I recently had an exchange with a friend about the feminist young adult literature we’ve come across lately (her original post extolled a book she’d just finished about lesbian pirates: “YA lit just keeps getting better and better.” Thank you for this intro, Rachael Collyer). She’s totally right. The YA lit community (at least a large part of it) seems particularly determined to defy norms, take risks, and blur boundaries, both in genre and in the lives of their characters. I have a theory about this: we currently live in a moment where YA is still often met with disrespect in some literary conversations. I think that this reality makes YA lit primed to disregard convention, to feel more comfortable messing with the status quo. If you’re a reader who still hasn’t given YA a chance, I encourage you to check out the diverse, imaginative storytelling that seems to be part of the genre’s identity, and a great example of this can be found in Zoraida Cordova’s novel, Labyrinth Lost.

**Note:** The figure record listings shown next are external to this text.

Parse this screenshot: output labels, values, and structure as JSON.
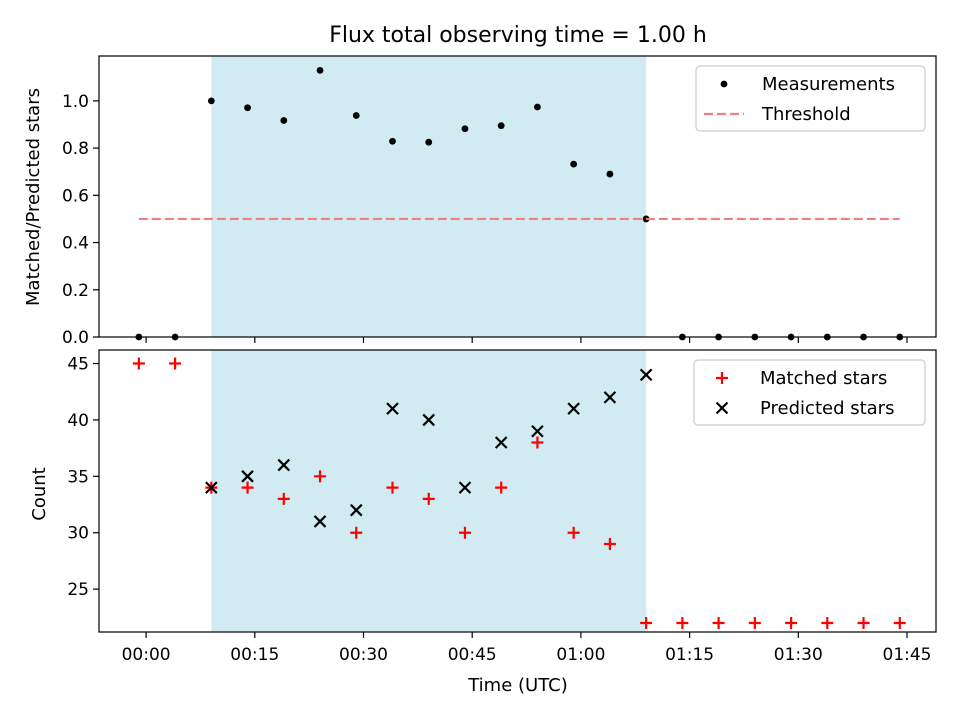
{
  "title": "Flux total observing time = 1.00 h",
  "chart_data": [
    {
      "type": "scatter",
      "ylabel": "Matched/Predicted stars",
      "ylim": [
        0,
        1.19
      ],
      "xlim": [
        -6.5,
        109
      ],
      "yticks": [
        0.0,
        0.2,
        0.4,
        0.6,
        0.8,
        1.0
      ],
      "ytick_labels": [
        "0.0",
        "0.2",
        "0.4",
        "0.6",
        "0.8",
        "1.0"
      ],
      "shaded_span": [
        9,
        69
      ],
      "shade_color": "#add8e6",
      "legend_position": "upper right",
      "series": [
        {
          "name": "Measurements",
          "marker": "dot",
          "color": "#000000",
          "x": [
            -1,
            4,
            9,
            14,
            19,
            24,
            29,
            34,
            39,
            44,
            49,
            54,
            59,
            64,
            69,
            74,
            79,
            84,
            89,
            94,
            99,
            104
          ],
          "y": [
            0.0,
            0.0,
            1.0,
            0.971,
            0.917,
            1.129,
            0.938,
            0.829,
            0.825,
            0.882,
            0.895,
            0.974,
            0.732,
            0.69,
            0.5,
            0.0,
            0.0,
            0.0,
            0.0,
            0.0,
            0.0,
            0.0
          ]
        },
        {
          "name": "Threshold",
          "marker": "dashed-line",
          "color": "#f08080",
          "x": [
            -1,
            104
          ],
          "y": [
            0.5,
            0.5
          ]
        }
      ]
    },
    {
      "type": "scatter",
      "xlabel": "Time (UTC)",
      "ylabel": "Count",
      "ylim": [
        21.2,
        46.2
      ],
      "xlim": [
        -6.5,
        109
      ],
      "yticks": [
        25,
        30,
        35,
        40,
        45
      ],
      "ytick_labels": [
        "25",
        "30",
        "35",
        "40",
        "45"
      ],
      "xticks": [
        0,
        15,
        30,
        45,
        60,
        75,
        90,
        105
      ],
      "xtick_labels": [
        "00:00",
        "00:15",
        "00:30",
        "00:45",
        "01:00",
        "01:15",
        "01:30",
        "01:45"
      ],
      "shaded_span": [
        9,
        69
      ],
      "shade_color": "#add8e6",
      "legend_position": "upper right",
      "series": [
        {
          "name": "Matched stars",
          "marker": "plus",
          "color": "#ff0000",
          "x": [
            -1,
            4,
            9,
            14,
            19,
            24,
            29,
            34,
            39,
            44,
            49,
            54,
            59,
            64,
            69,
            74,
            79,
            84,
            89,
            94,
            99,
            104
          ],
          "y": [
            45,
            45,
            34,
            34,
            33,
            35,
            30,
            34,
            33,
            30,
            34,
            38,
            30,
            29,
            22,
            22,
            22,
            22,
            22,
            22,
            22,
            22
          ]
        },
        {
          "name": "Predicted stars",
          "marker": "x",
          "color": "#000000",
          "x": [
            9,
            14,
            19,
            24,
            29,
            34,
            39,
            44,
            49,
            54,
            59,
            64,
            69
          ],
          "y": [
            34,
            35,
            36,
            31,
            32,
            41,
            40,
            34,
            38,
            39,
            41,
            42,
            44
          ]
        }
      ]
    }
  ]
}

Labyrinth Lost tells the story of Alex, a teenager in Brooklyn who doesn’t feel like she fits in with the rest of her family, but not for typical reasons. Alex comes from a line of brujas–her mother and her sisters all have their own unique powers, as well as a deep-held spiritual belief in those powers and their worth. Alex isn’t as comfortable with her own identity, and has been concealing her powers from her family and her friends. When her magic is finally revealed, her sisters are excited to finally celebrate Alex’s deathday, a ceremony and party that acts as a coming-of-age celebration for a new bruja. But Alex has a plan, one that she hopes will rid her of her powers and the pain she fears they will cause. When that plan backfires, Alex must venture into a mysterious spiritual realm, and overcome the trials there, to win back the people she always wanted to protect–and she’s going to have to use her powers to do it.
Labyrinth Lost is a beautifully imagined urban fantasy, which is a genre I don’t have much exposure to. It navigates between our world and a completely imagined universe fluidly and effortlessly, and both settings feel vivid and real. I was also so impressed with the way Cordova is able to weave cultural folklore into the narrative. Her mythology is deeply based in traditions like the Day of the Dead celebration, and it was interesting to have those touches weaved into her fantasy universe–so often, fantasy stories are steeped in a Tolkein-esque generic template, and so this was a refreshing and welcome change.
Another element of the book I really enjoyed was Alex’s characterization, and in particular, her sexuality. Alex is bisexual, and the book manages to make this reality part of her character without forcing the story to be about it entirely. The story is not about Alex’s sexuality–it’s just about a bisexual teenager going on an adventure to save her family and discover herself. The relationships that are presented in the book are natural and incredibly endearing; they never feel relegated to tropes or gimmicks. I don’t want to give anything away, but the love story is handled with heart and care, and it is one of the best elements of the book.
Of course, it’s not the only good element. There are epic battles, terrifying villains, and a kick-butt hero, one who exhibits strength and courage in the face of uncertainty and insecurity–a battle that real teenage girls fight, and conquer, every day. I’m glad that there are books like Labyrinth Lost to help them along the way, and I think even if you’re not a teenage girl, you will find something in this smart, imaginative story to bring you along for the journey.